Панлу ко второй своей проповеди, после того как у него на глазах умер мальчик, настаивает перед слушателями на совершеннейшей неумолимости одного из двух крайних выходов: «Братья мои, час настал. Следует во все уверовать или все отвергнуть. Но кто среди вас решится все отвергнуть?» (I, 1400). А коли так, то ничего иного не остается, кроме самоослепления, кроме растерянно-смятенного «верую, ибо нелепо». Не в силах заглянуть в бездну неверия, разверзающуюся у его ног, Панлу попросту отворачивается от нее, убеждая себя и своих прихожан в том, что «страдания ребенка – горький хлеб наш, но без этого хлеба наши души погибли бы от духовного голода» (I, 1402). И хотя дальше он старается без особого успеха смягчить фатализм своих взглядов советами, подсказывающими пастве межеумочную позицию, в которой покорность и несогласие твари с творцом причудливо уживаются, сам он зашел слишком далеко в своем умопомрачении. И он согласен заплатить жизнью за то, чтобы ни на йоту не отступить от своих ложных воззрений. Когда у него самого обнаруживаются признаки заражения, он отказывается лечиться, всецело полагаясь на промысел Господень и отталкивая помощь людскую. А следовательно, отрекается от земли, от права живого существа на жизнь, от всего посюстороннего. И смерть уносит его, словно еще раз подтверждая бесплодие нравственности, замешенной на мистике откровения.

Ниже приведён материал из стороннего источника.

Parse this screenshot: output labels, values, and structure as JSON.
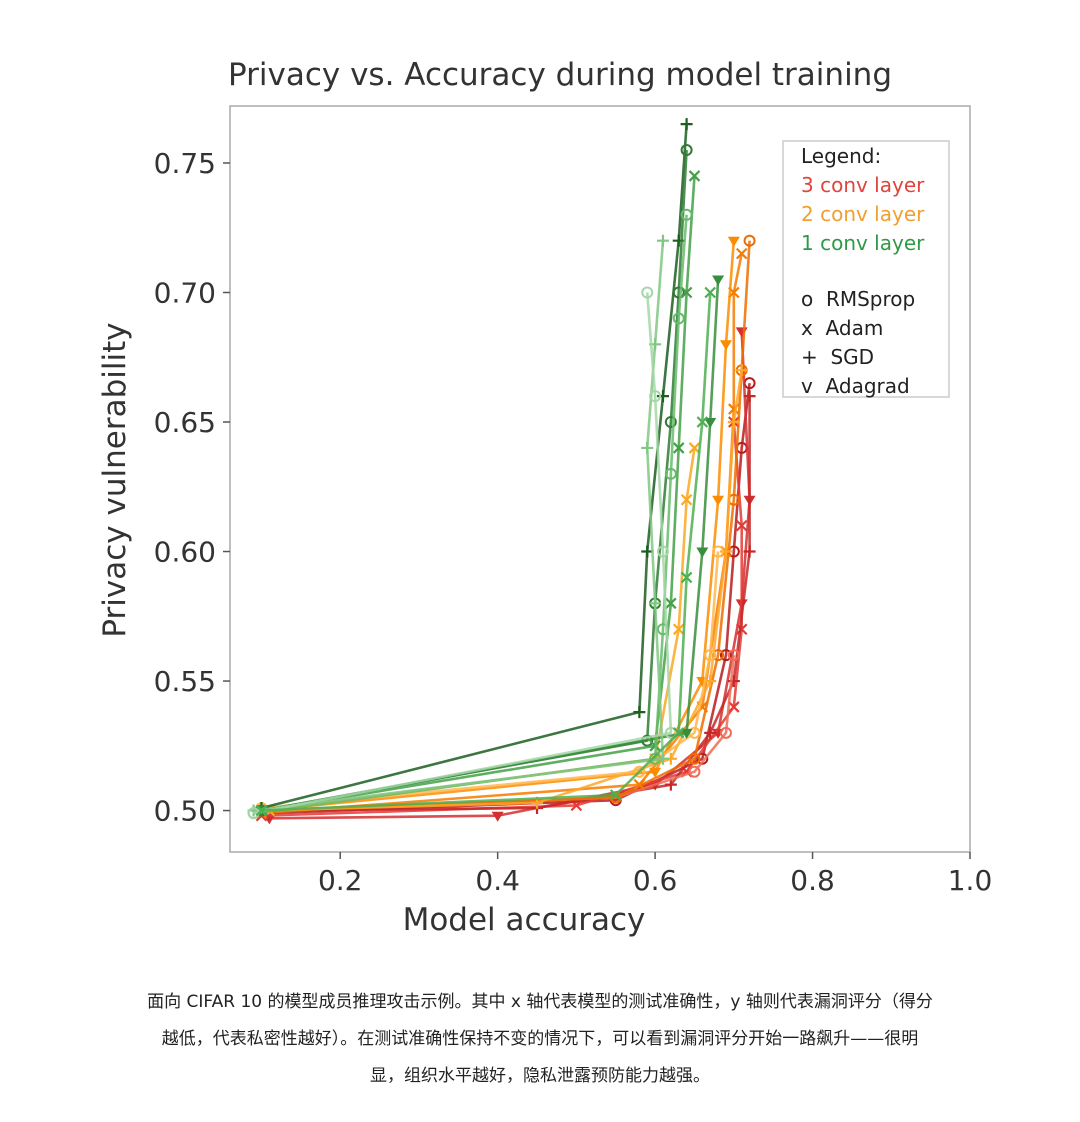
{
  "chart_data": {
    "type": "line",
    "title": "Privacy vs. Accuracy during model training",
    "xlabel": "Model accuracy",
    "ylabel": "Privacy vulnerability",
    "xlim": [
      0.06,
      1.0
    ],
    "ylim": [
      0.484,
      0.772
    ],
    "xticks": [
      "0.2",
      "0.4",
      "0.6",
      "0.8",
      "1.0"
    ],
    "yticks": [
      "0.50",
      "0.55",
      "0.60",
      "0.65",
      "0.70",
      "0.75"
    ],
    "grid": false,
    "legend": {
      "placement": "top-right",
      "title": "Legend:",
      "color_entries": [
        {
          "label": "3 conv layer",
          "color": "#e0443c"
        },
        {
          "label": "2 conv layer",
          "color": "#f0a030"
        },
        {
          "label": "1 conv layer",
          "color": "#2e9a48"
        }
      ],
      "marker_entries": [
        {
          "label": "o  RMSprop"
        },
        {
          "label": "x  Adam"
        },
        {
          "label": "+  SGD"
        },
        {
          "label": "v  Adagrad"
        }
      ]
    },
    "series": [
      {
        "color": "#b71c1c",
        "marker": "o",
        "points": [
          [
            0.11,
            0.499
          ],
          [
            0.55,
            0.504
          ],
          [
            0.66,
            0.52
          ],
          [
            0.69,
            0.56
          ],
          [
            0.7,
            0.6
          ],
          [
            0.71,
            0.64
          ],
          [
            0.72,
            0.665
          ]
        ]
      },
      {
        "color": "#d32f2f",
        "marker": "v",
        "points": [
          [
            0.11,
            0.497
          ],
          [
            0.4,
            0.498
          ],
          [
            0.6,
            0.51
          ],
          [
            0.68,
            0.53
          ],
          [
            0.71,
            0.58
          ],
          [
            0.72,
            0.62
          ],
          [
            0.71,
            0.685
          ]
        ]
      },
      {
        "color": "#e53935",
        "marker": "x",
        "points": [
          [
            0.1,
            0.498
          ],
          [
            0.5,
            0.502
          ],
          [
            0.64,
            0.515
          ],
          [
            0.7,
            0.54
          ],
          [
            0.71,
            0.57
          ],
          [
            0.71,
            0.61
          ],
          [
            0.7,
            0.65
          ]
        ]
      },
      {
        "color": "#c62828",
        "marker": "+",
        "points": [
          [
            0.1,
            0.5
          ],
          [
            0.45,
            0.501
          ],
          [
            0.62,
            0.51
          ],
          [
            0.67,
            0.53
          ],
          [
            0.7,
            0.55
          ],
          [
            0.72,
            0.6
          ],
          [
            0.72,
            0.66
          ]
        ]
      },
      {
        "color": "#ef6c57",
        "marker": "o",
        "points": [
          [
            0.1,
            0.5
          ],
          [
            0.55,
            0.505
          ],
          [
            0.65,
            0.515
          ],
          [
            0.69,
            0.53
          ],
          [
            0.7,
            0.56
          ]
        ]
      },
      {
        "color": "#ef6c00",
        "marker": "o",
        "points": [
          [
            0.1,
            0.5
          ],
          [
            0.55,
            0.505
          ],
          [
            0.65,
            0.52
          ],
          [
            0.68,
            0.56
          ],
          [
            0.7,
            0.62
          ],
          [
            0.71,
            0.67
          ],
          [
            0.72,
            0.72
          ]
        ]
      },
      {
        "color": "#f57c00",
        "marker": "x",
        "points": [
          [
            0.1,
            0.499
          ],
          [
            0.58,
            0.51
          ],
          [
            0.66,
            0.54
          ],
          [
            0.69,
            0.6
          ],
          [
            0.7,
            0.655
          ],
          [
            0.7,
            0.7
          ],
          [
            0.71,
            0.715
          ]
        ]
      },
      {
        "color": "#fb8c00",
        "marker": "v",
        "points": [
          [
            0.1,
            0.5
          ],
          [
            0.6,
            0.515
          ],
          [
            0.66,
            0.55
          ],
          [
            0.68,
            0.62
          ],
          [
            0.69,
            0.68
          ],
          [
            0.7,
            0.72
          ]
        ]
      },
      {
        "color": "#ffa726",
        "marker": "+",
        "points": [
          [
            0.1,
            0.5
          ],
          [
            0.45,
            0.503
          ],
          [
            0.62,
            0.52
          ],
          [
            0.67,
            0.55
          ],
          [
            0.69,
            0.6
          ],
          [
            0.7,
            0.65
          ],
          [
            0.71,
            0.67
          ]
        ]
      },
      {
        "color": "#ffb74d",
        "marker": "o",
        "points": [
          [
            0.1,
            0.501
          ],
          [
            0.58,
            0.515
          ],
          [
            0.65,
            0.53
          ],
          [
            0.67,
            0.56
          ],
          [
            0.68,
            0.6
          ]
        ]
      },
      {
        "color": "#f9a825",
        "marker": "x",
        "points": [
          [
            0.11,
            0.5
          ],
          [
            0.6,
            0.52
          ],
          [
            0.63,
            0.57
          ],
          [
            0.64,
            0.62
          ],
          [
            0.65,
            0.64
          ]
        ]
      },
      {
        "color": "#1b5e20",
        "marker": "+",
        "points": [
          [
            0.1,
            0.501
          ],
          [
            0.58,
            0.538
          ],
          [
            0.59,
            0.6
          ],
          [
            0.61,
            0.66
          ],
          [
            0.63,
            0.72
          ],
          [
            0.64,
            0.765
          ]
        ]
      },
      {
        "color": "#2e7d32",
        "marker": "o",
        "points": [
          [
            0.1,
            0.5
          ],
          [
            0.59,
            0.527
          ],
          [
            0.6,
            0.58
          ],
          [
            0.62,
            0.65
          ],
          [
            0.63,
            0.7
          ],
          [
            0.64,
            0.755
          ]
        ]
      },
      {
        "color": "#388e3c",
        "marker": "v",
        "points": [
          [
            0.1,
            0.5
          ],
          [
            0.64,
            0.53
          ],
          [
            0.66,
            0.6
          ],
          [
            0.67,
            0.65
          ],
          [
            0.68,
            0.705
          ]
        ]
      },
      {
        "color": "#43a047",
        "marker": "x",
        "points": [
          [
            0.1,
            0.5
          ],
          [
            0.6,
            0.525
          ],
          [
            0.62,
            0.58
          ],
          [
            0.63,
            0.64
          ],
          [
            0.64,
            0.7
          ],
          [
            0.65,
            0.745
          ]
        ]
      },
      {
        "color": "#66bb6a",
        "marker": "o",
        "points": [
          [
            0.09,
            0.499
          ],
          [
            0.6,
            0.52
          ],
          [
            0.61,
            0.57
          ],
          [
            0.62,
            0.63
          ],
          [
            0.63,
            0.69
          ],
          [
            0.64,
            0.73
          ]
        ]
      },
      {
        "color": "#81c784",
        "marker": "+",
        "points": [
          [
            0.09,
            0.5
          ],
          [
            0.61,
            0.52
          ],
          [
            0.6,
            0.58
          ],
          [
            0.59,
            0.64
          ],
          [
            0.6,
            0.68
          ],
          [
            0.61,
            0.72
          ]
        ]
      },
      {
        "color": "#a5d6a7",
        "marker": "o",
        "points": [
          [
            0.09,
            0.499
          ],
          [
            0.62,
            0.53
          ],
          [
            0.61,
            0.6
          ],
          [
            0.6,
            0.66
          ],
          [
            0.59,
            0.7
          ]
        ]
      },
      {
        "color": "#4caf50",
        "marker": "x",
        "points": [
          [
            0.1,
            0.5
          ],
          [
            0.55,
            0.506
          ],
          [
            0.63,
            0.53
          ],
          [
            0.64,
            0.59
          ],
          [
            0.66,
            0.65
          ],
          [
            0.67,
            0.7
          ]
        ]
      }
    ]
  },
  "caption": {
    "line1": "面向 CIFAR 10 的模型成员推理攻击示例。其中 x 轴代表模型的测试准确性，y 轴则代表漏洞评分（得分",
    "line2": "越低，代表私密性越好）。在测试准确性保持不变的情况下，可以看到漏洞评分开始一路飙升——很明",
    "line3": "显，组织水平越好，隐私泄露预防能力越强。"
  }
}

Спор священника и врача, проходящий через всю хронику, очерчивает, таким образом, подлинные масштабы философски-художественного раздумья о морали, предпринятого здесь Камю: речь идет о ее конечных мировоззренческих опорах, о самой возможности или невозможности освятить ее откуда-то свыше, будь то Бог или любое другое внешнее начало. Короче, нуждается ли мораль в обоснованиях и предпосылках извне, или она обладает самодостаточностью, в самой себе черпает все необходимое?
«У меня совсем другое представление о любви. И я до самой смерти буду отказываться возлюбить это творение, где дети подвергнуты пытке», – словно подхватывая знаменитое рассуждение Ивана Карамазова в беседе с братом Алешей, не соглашается доктор с богословом, когда тот высказывает предположение, не следует ли «возлюбить то, что мы не можем понять» (I, 1395). Камю заставляет своего Риё на ощупь прокладывать себе дорогу прочь от слепой веры, минуя, однако, и тоскующее по ней безбожие, равно опасное. Не связанный никакими догмами, кроме убеждений в необходимости отстаивать жизнь против болезни и гибели, не обольщающийся никакими миражами, доктор «Чумы» – тот самый трезвый мыслитель без шор, культ которого учрежден был Камю еще в «Мифе о Сизифе», но только делающий поправки на уроки «Писем к немецкому другу».
Риё тоже не приемлет расхождений между словом и поступком, однако его последовательность иного рода, чем у Панлу. Ее исходный пункт – факты, а не априорные недоказуемые постулаты. «Формулы для меня безразличны», – заявляет он на совещании у городского начальства, когда большинство его коллег предпочитают уклониться от ответственности и не хотят ставить диагноз лихорадки, свирепствующей в Оране. В конце концов назвать ее можно как угодно, важно при этом четко осознать, что «она грозит истребить половину города», и действовать в соответствии с этой опасностью (I, 1256–1257). Умению смотреть правде в лицо Риё научила профессия. Медик, он с первых же шагов врачебной практики открыл всевластие смерти. Обрыв жизни – «скандал» творения, кричащее во всеуслышанье свидетельство неразумия, несовершенства земного бытия. Риё нашел в себе силы не прятаться от этой истины, а сделать из нее все нужные выводы. Он понял, что «мировой распорядок направляется смертью» и поэтому тщетно «обращать взоры к небесам, где царит молчание» (I, 1321). Снова горькая ясность – «ясность» Калигулы перед трупом сестры.
Понять – не значит принять. Подобно Калигуле, Риё восстает против судьбы: «нужно быть безумцем, слепым или негодяем, чтобы смириться с чумой» (I, 1320). Но он не гонится ни за «луной», ни вообще за тем, что «не от мира сего». В помощь ясности Риё призывает скромность. Лечить, а не спасать – таково его правило, резко отличное и от абсолютного произвола «отпавшего» Калигулы, и от абсолютного пиетизма пребывающего в «благодати» Панлу. «Спасение человека, – возражает он священнику, – слишком большое слово для меня. Я не иду так далеко. Здоровье человека – вот что меня интересует, здоровье в первую очередь» (I, 1395).